Monday I drove up to Nashville for two shows. I was staying the night with Adam McIntyre, the person who hopped onstage at the CD release party to play bass on “Picture Book,” and his wife. They put up with me sleeping on their extremely comfortable couch for a day. Monday night was “12 at 12th” (in other words, open mic night at 12th and Porter) and I was the first act up. Two songs, and the crowd was bigger than I used to see when I was still doing open mics at Eddie’s Attic here. Couldn’t see the crowd at all but they cheered, and in the glare of the light I could see someone tapping their feet near the front of the stage. We’ll see if it gets me back into the club.
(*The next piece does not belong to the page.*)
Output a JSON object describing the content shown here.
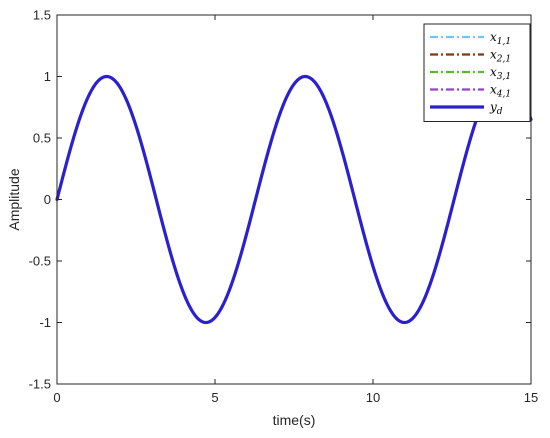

I felt badly for the next act, though, he had an amazing string of bad luck. He was playing five songs, and midway through the first song his cord began to short out, so he was forced to stop and switch cords. He finished that song and played the next, and then midway through his third song he broke a string. The emcee came up to occupy the crowd while the guy switched strings quickly, and once he was set he just went straight into his fourth song (I guess figuring he was losing time as it was). Then he started in on his fifth song and another string on his guitar had suddenly gone horribly out of tune, at least a couple of steps. He paused in the middle of the song to tune it up with a quick twist, but it immediately dropped down again. I’ve never seen anything like that happen before and I’ve been the victim of some weird guitar freakouts in my time. So he just finished the song out of tune. The crowd had been talking loudly through the set anyway, and they gave a smattering of applause and that was that. You had to feel for the guy, really. Especially given the fact that he had driven all the way up from Atlanta to play the show, trying to get his foot in the door of the club. And because he would have preferred to play the show with a band to begin with, particularly when the club was obviously a band club, and the remaining acts (who the crowd had come to see) were all bands.
But mostly I felt for the guy because it was me and that was my show Tuesday at the Slow Bar.
I had a nice time with Adam and Ellen, at any rate.
Just to bring the whole thing thematically to a close… one of the people who played Monday night after me was really amazing, I thought. Her name was Adrienne, she played acoustic and had a gorgeous voice. I talked to her afterwards, briefly, and we complimented each other. It turned out she was playing Atlanta Wednesday night at the Earl, so I went out there last night to see her. We said hello, talked briefly again, I mean, it’s not as if we know each other or anything (but it’s an important, if unsurprising, lesson to keep in mind that High Fidelity was JUST a movie and those things just don’t happen). That was really about it, but I sat at the club during her set feeling out of place once again, ultra-conscious of how I was sitting and that I was alone and felt awkward as hell being there. A culmination of the Nashville experience and the start of genuine touring for me.
Maybe it will help to convey just why I play down the things that are going on right now, because it can be very easy to get caught up in the glow of playing at home in front of 150 people and really crash hard when you travel out of state a week later to play a “New Faces” night at a club that’s never heard of you to a crowd that wants you to shut up already.